Idee e memoria

Europa vs democrazia

La democrazia sembra bisticciare con l’Europa, provocando guasti sia nelle vite nazionali che in quella dell’Unione. Non è una questione formale, da cultori della Costituzione o da puristi della sovranità popolare, è una questione sostanziale, da pragmatici. Se la si sottovaluta non c’è verso di dominare i mercati e la loro aggressività. Il problema non è solo quello del governo senza politici, incaricato di scelte eminentemente politiche, perché in quel caso, almeno, si salvano le forme. In altri casi neanche esistono.

Pensare che l’Unione europea possa sopravvivere alla sconfitta dell’euro è da illusi. Se soccombe, o comporta sudditanza degli uni agli altri, l’intero processo d’integrazione, avviato dopo la seconda guerra mondiale, va all’aria. Una posta così alta viene giocata ad un tavolo ove la sovranità popolare conta poco e nulla. Il default democratico precede e propizia quello economico.

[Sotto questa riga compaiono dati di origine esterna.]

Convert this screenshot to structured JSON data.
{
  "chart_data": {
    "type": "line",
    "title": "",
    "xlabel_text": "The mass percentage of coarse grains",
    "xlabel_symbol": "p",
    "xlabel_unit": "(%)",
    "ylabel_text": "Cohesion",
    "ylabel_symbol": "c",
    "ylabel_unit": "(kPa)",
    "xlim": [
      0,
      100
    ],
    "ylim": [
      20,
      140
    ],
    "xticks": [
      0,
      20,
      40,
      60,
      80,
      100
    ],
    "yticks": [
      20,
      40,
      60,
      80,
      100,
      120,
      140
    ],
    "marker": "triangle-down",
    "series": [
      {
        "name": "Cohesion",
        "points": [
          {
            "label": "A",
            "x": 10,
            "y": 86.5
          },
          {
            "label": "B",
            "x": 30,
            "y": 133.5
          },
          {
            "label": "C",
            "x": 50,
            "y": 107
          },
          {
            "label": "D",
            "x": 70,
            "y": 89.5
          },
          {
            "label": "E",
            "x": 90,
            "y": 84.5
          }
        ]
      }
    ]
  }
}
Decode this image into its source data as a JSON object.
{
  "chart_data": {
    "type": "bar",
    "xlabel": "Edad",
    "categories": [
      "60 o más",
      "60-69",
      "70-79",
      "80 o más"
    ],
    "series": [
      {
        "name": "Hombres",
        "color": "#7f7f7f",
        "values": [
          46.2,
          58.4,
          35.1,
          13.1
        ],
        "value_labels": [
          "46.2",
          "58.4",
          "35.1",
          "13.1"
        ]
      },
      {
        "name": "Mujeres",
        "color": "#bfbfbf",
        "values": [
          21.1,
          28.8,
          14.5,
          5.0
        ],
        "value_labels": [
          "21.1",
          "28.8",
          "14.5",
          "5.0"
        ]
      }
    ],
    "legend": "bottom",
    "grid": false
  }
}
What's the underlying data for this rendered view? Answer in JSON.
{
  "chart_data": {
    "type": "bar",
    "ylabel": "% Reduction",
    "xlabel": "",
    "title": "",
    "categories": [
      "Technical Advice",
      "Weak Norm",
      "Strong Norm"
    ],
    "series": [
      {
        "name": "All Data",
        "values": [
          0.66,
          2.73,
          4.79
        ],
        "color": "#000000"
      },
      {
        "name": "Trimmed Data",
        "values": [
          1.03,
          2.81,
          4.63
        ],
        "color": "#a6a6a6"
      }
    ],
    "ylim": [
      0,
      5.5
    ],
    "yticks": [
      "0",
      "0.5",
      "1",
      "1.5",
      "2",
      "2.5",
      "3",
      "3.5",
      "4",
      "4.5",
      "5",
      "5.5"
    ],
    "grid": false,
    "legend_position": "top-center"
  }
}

Ciò accade perché le scelte dei governanti che si trovano in una condizione più forte, intendendosi per tale il potere adagiarsi sulla richiesta che i trattati siano onorati anziché cambiati, si riflettono immediatamente e decisivamente sugli interessi di tutti i popoli europei. Ma chi li ha eletti? Solo una ristretta base nazionale, che non rappresenta affatto gli interessi collettivi (e che, per giunta, annuncia di volerli mandare via).

In tempi di vacche grasse s’è tentato di ovviare a questo deficit democratico con due finzioni: a. il Parlamento europeo; b. i partiti europei. Il primo è irrilevante, le sue scelte sono insignificanti, al punto che in ciascun Paese ci si dimentica anche di chi siano i propri parlamentari. I secondi sono delle prese in giro. Per rendersene conto basterà porre mente al fatto che Berlusconi, Merkel e Sarkozy sarebbero nello stesso partito, come anche Rajoy, eppure si sono fregati a vicenda. Ciò capita perché rappresentano interessi nazionali diversi, contrastanti e male interpretati. Il comune partito è una bugia, un niente. Farei volentieri governare l’Unione, ad esempio, a uno come Tony Blair, il più capace politico europeo della generazione post guerra fredda, pur trovandosi egli in un partito europeo che in Italia raccoglie i fossili comunisti.

Non esistendo, pertanto, una democrazia europea, i conflitti si gestiscono fra capi di stato e il consenso si cerca ciascuno a casa propria. Ma anche questo provoca guasti enormi. Corrado Clini, nuovo ministro dell’ambiente, s’è lasciato sfuggire quel che pensa, sul nucleare. Ha totalmente ragione. Sta di fatto, però, che ripetuti referendum ci hanno dato torto. Diciamo che gli italiani hanno votato tutti contro il nucleare, tranne quelli che non sono andati a votare. Lo trovo demenziale, ma è così. Solo che c’è un problema: come si fa a competere in ambito europeo e, soprattutto, come si fa a rispettare i trattati internazionali sull’inquinamento, senza utilizzare la fonte energetica meno inquinante che esista? Non si può. Scaricare in un ambito troppo piccolo le scelte relative a competizioni più grandi, allora, non è democrazia, ma inganno e autolesionismo.

Nel suo discorso programmatico Mario Monti s’è tenuto lontano da temi difficili. Dire che si devono chiudere le province è facile: tutti lo ripetono e nessuno lo fa. Il problema è chiudere le municipalizzate, privatizzando e liberalizzando. Anche in questo caso sono in molti a ripeterlo, salvo il fatto che s’è appena celebrato un altro referendum deficiente, che, a furor di popolo, ha sancito che le acque debbano essere amministrate dai politici e dai loro nominati, solitamente incapaci e trombati. Decisione folle, che mi permetto di definire tale proprio perché il mio voto finì in un’infima minoranza, quindi so bene come la pensano (quasi) tutti gli altri. Ma ora che si deve far cassa e non si possono fare investimenti la bolletta aumenterà e nessuno farà nuove condutture. Evviva. Ciò dimostra che chiamare a referendum la gente senza offrire gli strumenti per conoscere e ragionare non è democrazia, ma demagogia.

Alla luce di ciò, il governo composto da chi non è mai stato votato è quasi un dettaglio secondario, tanto più che viene sostenuto da chi è stato votato, ma ha perso la fiducia degli elettori. Solo che alimenta un’illusione, quella secondo cui si possa scegliere senza risponderne, si possa governare senza conflitto, possa esserci democrazia senza l’arte di convincere gli altri a far la cosa che si ritiene giusta. Che si possa vivere senza politica, il che è possibile solo laddove la politica è padrona di tutto: nelle dittature.